= Nishina Morinobu =

Retainer of the Japanese samurai clan of Takeda (1557–1582)

Nishina Morinobu

Nishina Morinobu (仁科盛信) was a retainer of the Japanese samurai clan of Takeda during the closing years of the Sengoku period. Born the fifth son of the legendary Takeda Shingen (by Lady Yukawa), he was also known as Takeda Harukiyo (武田晴清). In 1561 Morinobu was adopted into the Nishina clan of Shinano Province as part of Shingen's plan to cement his control over the province.

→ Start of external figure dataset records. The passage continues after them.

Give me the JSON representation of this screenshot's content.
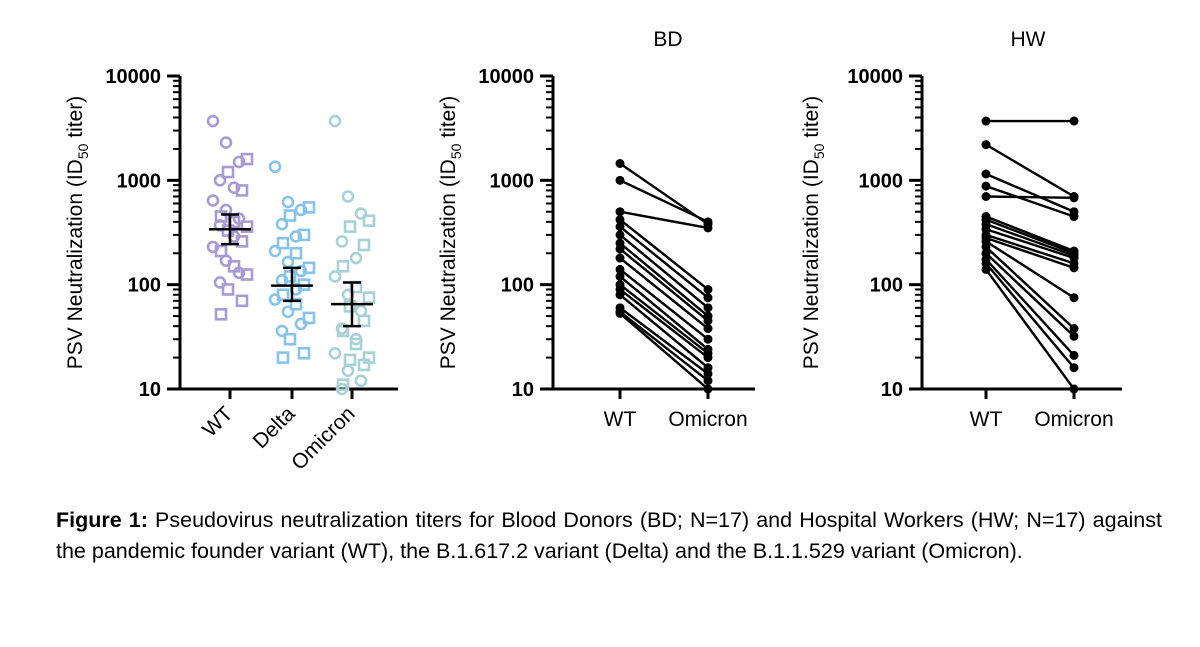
{
  "chart_data": [
    {
      "type": "scatter",
      "title": "",
      "ylabel": "PSV Neutralization (ID50 titer)",
      "ylabel_parts": {
        "pre": "PSV Neutralization (ID",
        "sub": "50",
        "post": " titer)"
      },
      "yscale": "log",
      "ylim": [
        10,
        10000
      ],
      "yticks": [
        "10",
        "100",
        "1000",
        "10000"
      ],
      "categories": [
        "WT",
        "Delta",
        "Omicron"
      ],
      "colors": {
        "WT": "#a89ad3",
        "Delta": "#86c3ea",
        "Omicron": "#a7d1d5",
        "bar": "#000000"
      },
      "series": [
        {
          "name": "WT",
          "circles": [
            3700,
            2300,
            1500,
            1000,
            850,
            640,
            520,
            430,
            370,
            290,
            230,
            170,
            130,
            105
          ],
          "squares": [
            1600,
            1200,
            800,
            450,
            400,
            360,
            330,
            260,
            210,
            150,
            125,
            90,
            70,
            52
          ],
          "mean": 340,
          "ci": [
            245,
            470
          ]
        },
        {
          "name": "Delta",
          "circles": [
            1350,
            620,
            520,
            380,
            290,
            210,
            165,
            135,
            110,
            90,
            72,
            55,
            42,
            36
          ],
          "squares": [
            550,
            460,
            300,
            250,
            200,
            145,
            120,
            100,
            80,
            65,
            48,
            30,
            22,
            20
          ],
          "mean": 98,
          "ci": [
            70,
            145
          ]
        },
        {
          "name": "Omicron",
          "circles": [
            3700,
            700,
            480,
            260,
            180,
            120,
            80,
            56,
            38,
            30,
            22,
            15,
            12,
            10
          ],
          "squares": [
            410,
            360,
            240,
            150,
            95,
            75,
            62,
            45,
            36,
            27,
            20,
            19,
            17,
            11
          ],
          "mean": 65,
          "ci": [
            40,
            105
          ]
        }
      ]
    },
    {
      "type": "line",
      "title": "BD",
      "ylabel": "PSV Neutralization (ID50 titer)",
      "ylabel_parts": {
        "pre": "PSV Neutralization (ID",
        "sub": "50",
        "post": " titer)"
      },
      "yscale": "log",
      "ylim": [
        10,
        10000
      ],
      "yticks": [
        "10",
        "100",
        "1000",
        "10000"
      ],
      "categories": [
        "WT",
        "Omicron"
      ],
      "pairs": [
        [
          1450,
          380
        ],
        [
          1000,
          400
        ],
        [
          500,
          350
        ],
        [
          420,
          90
        ],
        [
          360,
          75
        ],
        [
          300,
          60
        ],
        [
          250,
          50
        ],
        [
          220,
          45
        ],
        [
          180,
          38
        ],
        [
          140,
          30
        ],
        [
          120,
          24
        ],
        [
          100,
          22
        ],
        [
          90,
          20
        ],
        [
          80,
          16
        ],
        [
          60,
          14
        ],
        [
          55,
          12
        ],
        [
          53,
          10
        ]
      ]
    },
    {
      "type": "line",
      "title": "HW",
      "ylabel": "PSV Neutralization (ID50 titer)",
      "ylabel_parts": {
        "pre": "PSV Neutralization (ID",
        "sub": "50",
        "post": " titer)"
      },
      "yscale": "log",
      "ylim": [
        10,
        10000
      ],
      "yticks": [
        "10",
        "100",
        "1000",
        "10000"
      ],
      "categories": [
        "WT",
        "Omicron"
      ],
      "pairs": [
        [
          3700,
          3700
        ],
        [
          2200,
          700
        ],
        [
          1150,
          500
        ],
        [
          880,
          450
        ],
        [
          700,
          680
        ],
        [
          450,
          210
        ],
        [
          420,
          200
        ],
        [
          380,
          190
        ],
        [
          340,
          180
        ],
        [
          300,
          160
        ],
        [
          280,
          145
        ],
        [
          260,
          75
        ],
        [
          230,
          38
        ],
        [
          200,
          32
        ],
        [
          175,
          21
        ],
        [
          160,
          16
        ],
        [
          140,
          10
        ]
      ]
    }
  ],
  "caption": {
    "label": "Figure 1:",
    "text": " Pseudovirus neutralization titers for Blood Donors (BD; N=17) and Hospital Workers (HW; N=17) against the pandemic founder variant (WT), the B.1.617.2 variant (Delta) and the B.1.1.529 variant (Omicron)."
  }
}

When the invasion of the Takeda territory by the Oda-Tokugawa alliance began in late 1581, Morinobu took on the responsibility of defending Takato Castle (高遠城) in southern Shinano, along with one of his allies, Oyamada Masayuki. As he fortified himself in the castle, Oda Nobutada, the designated successor of Oda Nobunaga and commander of the Oda army, sent a Buddhist priest to negotiate surrender.

However, Morinobu responded by cutting off the nose and ears of the priest and was killed in the subsequent attack at the castle. Before he conducted seppuku prior to the fall of the castle, he told Oda soldiers of his prediction of Nobunaga's death, which soon came to pass.